Is Stevia Natural?

by D. Eric Walters, Ph.D.

Is stevia natural? Someone recently asked me that question, because of a web posting that said commercial stevia sweeteners have been "extracted and processed" by big corporations, to the point that they are no longer "natural."

The word “stevia” is tossed around pretty loosely these days. It can refer to the plant (Stevia rebaudiana Bertoni), or to material extracted from the leaves of this plant, which may contain varying amounts of the various sweet diterpenoid glycosides that contribute sweetness. Diterpenes are plant metabolites composed of 20 carbon atoms. Plants make extensive use of the 5 carbon “isoprene” building block to make terpenes (10 carbons), sesquiterpenes (15 carbons), diterpenes (20 carbons), and even larger structures. Plants use these compounds to attract pollinators, repel parasites and predators, and for numerous other purposes.

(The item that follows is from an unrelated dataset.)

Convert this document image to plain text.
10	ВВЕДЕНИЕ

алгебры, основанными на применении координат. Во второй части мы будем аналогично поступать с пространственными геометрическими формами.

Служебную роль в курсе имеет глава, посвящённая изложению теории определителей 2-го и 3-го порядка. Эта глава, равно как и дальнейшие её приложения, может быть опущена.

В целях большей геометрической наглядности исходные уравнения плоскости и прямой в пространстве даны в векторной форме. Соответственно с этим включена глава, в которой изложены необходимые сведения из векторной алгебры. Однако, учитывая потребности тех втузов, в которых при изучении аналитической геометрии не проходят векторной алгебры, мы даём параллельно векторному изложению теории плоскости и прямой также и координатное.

The sweet components of the stevia leaf are composed of the diterpenoid steviol linked to one or more sugars. In the wild, the major steviol derivative is stevioside, which has 3 sugars attached. It is pretty sweet, but it also has some bitterness. Next most abundant is rebaudioside A, which has 4 sugars attached. It is a little less sweet than stevioside, but significantly less bitter. Considerable effort has been devoted to (1) increasing the amount of rebaudioside A in the plant, and (2) purifying rebaudioside A; Rebiana™ is an example. There are lesser amounts of other rebaudiosides (C, D, E, F, M) and related compounds steviolbioside (stevioside with one of its sugars removed), and rubusoside (stevioside with a different sugar removed). There are now efforts to isolate stevia glycosides that exist at even lower levels in the plant (rebaudiosides T, U, and IX have been reported). The goal is to find the ones with the best sweetness and the least bitterness. Then plant breeding is carried out to find varieties of the plant that produce greater quantities of the more desirable glycosides. Interestingly, people have steered away from the GMO approach. I think they realize that the appeal of stevia is the “natural” aspect—the taste quality is not the main attraction. In addition to the bitterness, stevia sweeteners generally have slow onset of sweetness, and a tendency for the sweetness to linger. In a practical sense, if you try to sweeten a cola using only stevia, the sour and bitter taste components arrive before the sweetness, and that’s not what consumers expect when drinking a cola.

While people are not necessarily trying to genetically engineer the stevia plant, there is a lot of work going on to use enzymes produced by yeast or bacteria to attach more sugars to the readily available stevioside, to try to improve its taste. If you take stevioside that you isolated from stevia leaves, and you use a “natural” bacterial or yeast enzyme to add “natural” sugar molecules to produce rebaudioside A, a molecule which occurs naturally, is that “natural”?

Clearly, “natural” is a word that is even more abused than “stevia.” First, just because something is natural, you cannot assume it is safe. Foxglove and belladonna are natural plants that produce highly toxic materials. Is it “natural” to extract and purify stevia glycosides from the stevia plant? I think this is more a philosophical question than a scientific one. Where do you draw the line? Would you rather “process” a walnut by taking off its shell, or eat it in its natural state? Plant breeding has been going on for millennia, with both positive and negative outcomes. Genetically manipulating yeast or bacteria to convert stevioside to rebaudioside A is a little further along the spectrum (further from "natural"), and I understand some of the concerns there. But in the end, when you have a bottle of pure rebaudioside A, it’s the same chemical structure whether it was produced solely by a Paraguayan plant or with the help of an engineered yeast. If there is a toxic effect, it will be the same toxic effect in either case. If there is a beneficial effect, it will be the same in either case. As a chemist, I am more concerned with the effects of molecules on a molecule-by-molecule basis than with where the molecule came from. The wonderful smell and flavor of baked bread arises, in part, from chemical reactions (Maillard and Amadori reactions) that take place between sugars and proteins under the influence of heat. Is that “natural”? If you were to eat raw coffee beans, you would not recognize them as coffee. They must be fermented, dried, and roasted to produce the flavor you expect from coffee. The roasting pyrolyzes fats, proteins and sugars, producing dozens of pyrazines and other aromatic chemical substances that many of us have grown to love. I suppose I could never be “Mr. Natural” if it means I have to consume raw coffee beans.